Il male di vivere in luogo di una condizione umana precaria, e nella frattura di
una realtà e di un assoluto conoscibile se non per brevi lampi, è al centro di
una poesia dagli esiti più alti dell'intero novecento. Lontano dagli squilli
delle avanguardie, fedele a una tradizione entro la quale può muoversi solo per
negazioni, la risposta è in un'aderenza di attiva
disperazione nell'era dell'orrore dell'uomo per se stesso che trova nella parola
il correlativo oggettivo di un universale ferita e la testimonianza di vita del
simbolo nello scabro paesaggio del moderno.

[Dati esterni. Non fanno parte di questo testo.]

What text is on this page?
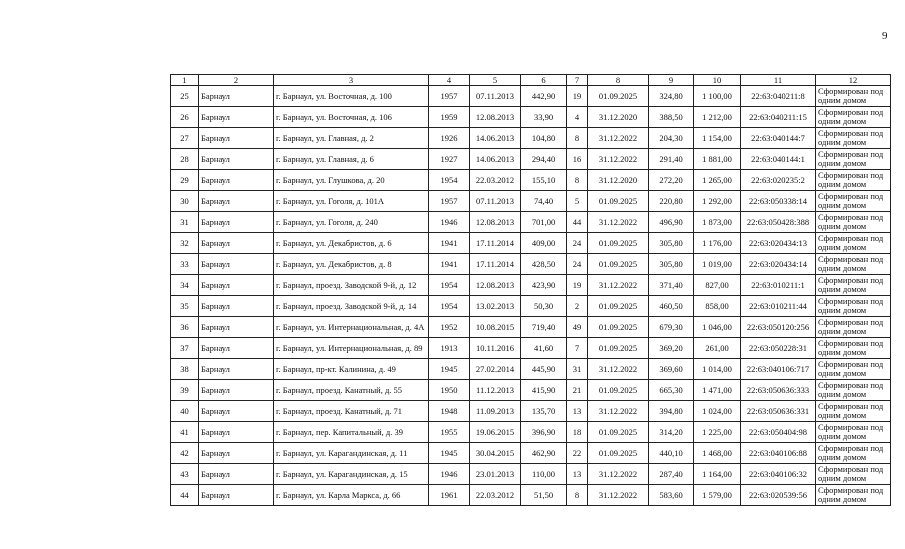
9
1	2	3	4	5	6	7	8	9	10	11	12
25	Барнаул	г. Барнаул, ул. Восточная, д. 100	1957	07.11.2013	442,90	19	01.09.2025	324,80	1 100,00	22:63:040211:8	Сформирован под одним домом
26	Барнаул	г. Барнаул, ул. Восточная, д. 106	1959	12.08.2013	33,90	4	31.12.2020	388,50	1 212,00	22:63:040211:15	Сформирован под одним домом
27	Барнаул	г. Барнаул, ул. Главная, д. 2	1926	14.06.2013	104,80	8	31.12.2022	204,30	1 154,00	22:63:040144:7	Сформирован под одним домом
28	Барнаул	г. Барнаул, ул. Главная, д. 6	1927	14.06.2013	294,40	16	31.12.2022	291,40	1 881,00	22:63:040144:1	Сформирован под одним домом
29	Барнаул	г. Барнаул, ул. Глушкова, д. 20	1954	22.03.2012	155,10	8	31.12.2020	272,20	1 265,00	22:63:020235:2	Сформирован под одним домом
30	Барнаул	г. Барнаул, ул. Гоголя, д. 101А	1957	07.11.2013	74,40	5	01.09.2025	220,80	1 292,00	22:63:050338:14	Сформирован под одним домом
31	Барнаул	г. Барнаул, ул. Гоголя, д. 240	1946	12.08.2013	701,00	44	31.12.2022	496,90	1 873,00	22:63:050428:388	Сформирован под одним домом
32	Барнаул	г. Барнаул, ул. Декабристов, д. 6	1941	17.11.2014	409,00	24	01.09.2025	305,80	1 176,00	22:63:020434:13	Сформирован под одним домом
33	Барнаул	г. Барнаул, ул. Декабристов, д. 8	1941	17.11.2014	428,50	24	01.09.2025	305,80	1 019,00	22:63:020434:14	Сформирован под одним домом
34	Барнаул	г. Барнаул, проезд. Заводской 9-й, д. 12	1954	12.08.2013	423,90	19	31.12.2022	371,40	827,00	22:63:010211:1	Сформирован под одним домом
35	Барнаул	г. Барнаул, проезд. Заводской 9-й, д. 14	1954	13.02.2013	50,30	2	01.09.2025	460,50	858,00	22:63:010211:44	Сформирован под одним домом
36	Барнаул	г. Барнаул, ул. Интернациональная, д. 4А	1952	10.08.2015	719,40	49	01.09.2025	679,30	1 046,00	22:63:050120:256	Сформирован под одним домом
37	Барнаул	г. Барнаул, ул. Интернациональная, д. 89	1913	10.11.2016	41,60	7	01.09.2025	369,20	261,00	22:63:050228:31	Сформирован под одним домом
38	Барнаул	г. Барнаул, пр-кт. Калинина, д. 49	1945	27.02.2014	445,90	31	31.12.2022	369,60	1 014,00	22:63:040106:717	Сформирован под одним домом
39	Барнаул	г. Барнаул, проезд. Канатный, д. 55	1950	11.12.2013	415,90	21	01.09.2025	665,30	1 471,00	22:63:050636:333	Сформирован под одним домом
40	Барнаул	г. Барнаул, проезд. Канатный, д. 71	1948	11.09.2013	135,70	13	31.12.2022	394,80	1 024,00	22:63:050636:331	Сформирован под одним домом
41	Барнаул	г. Барнаул, пер. Капитальный, д. 39	1955	19.06.2015	396,90	18	01.09.2025	314,20	1 225,00	22:63:050404:98	Сформирован под одним домом
42	Барнаул	г. Барнаул, ул. Карагандинская, д. 11	1945	30.04.2015	462,90	22	01.09.2025	440,10	1 468,00	22:63:040106:88	Сформирован под одним домом
43	Барнаул	г. Барнаул, ул. Карагандинская, д. 15	1946	23.01.2013	110,00	13	31.12.2022	287,40	1 164,00	22:63:040106:32	Сформирован под одним домом
44	Барнаул	г. Барнаул, ул. Карла Маркса, д. 66	1961	22.03.2012	51,50	8	31.12.2022	583,60	1 579,00	22:63:020539:56	Сформирован под одним домом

Nello scacco della coscienza, nella
forma, il dire poetico si lega dapprima nel dialogo interiore con le cose alla
varietà lirica del timbro fino all'essenzialità pensosa delle significazioni e a
un abbassamento realistico della lingua; a un'inquietudine espressiva diremmo
inseguita poi entro la chiarezza di un dettato non più metafisico ma concreto
di un contemporaneo di alienazione e perdita. Nell'impossibilità di cogliere
certezze il verso finisce col procedere così nella resa emotiva colta
dall'oggetto, nell'evocazione sovente data per contrasto nell'estraneità della
solitudine e del senso. A fronte di un'esistenza insanabile nella sua
condizione, ancora, è il dovere della ragione a imporsi insieme a quello
dell'affetto nell'intreccio di privazione da una verità che sfugge.
Il
mare nella sua dimensione ipnotica, le occasioni della memoria, la presenza via
via salvifica e numinosa della donna, la cara Clizia, restando gli anelli,
seppur parziali, seppur evanescenti, di una meditazione che pure si è posta un
varco di dignità e salvezza nel nulla dell'impossibilità umana. Nell'ultima fase
della produzione infine, all'acuirsi delle complessità nell'era delle tecnologie
e dei consumi corrisponde quella di uno scetticismo e di un sarcasmo che vanno a
dominare il racconto.
L'uomo appare sempre più prigioniero delle proprie
costruzioni, di un dolore ineliminabile che non riesce a comprendere e a cui
Montale, a conferma del percorso, non può opporre formule consolatorie.
Piuttosto un' etica dell'esserci nel confronto senza infingimenti col proprio
tempo: "È ridicolo credere / che gli uomini di domani / possano essere
uomini, / ridicolo pensare / che la scimmia sperasse / di camminare un giorno / su due
zampe // è ridicolo/ipotecare il tempo / e lo è altrettanto/immaginare un
tempo / suddiviso in più tempi // e più che mai/supporre che qualcosa / esista/fuori
dall’esistibile, / il solo che si guarda / dall’esistere".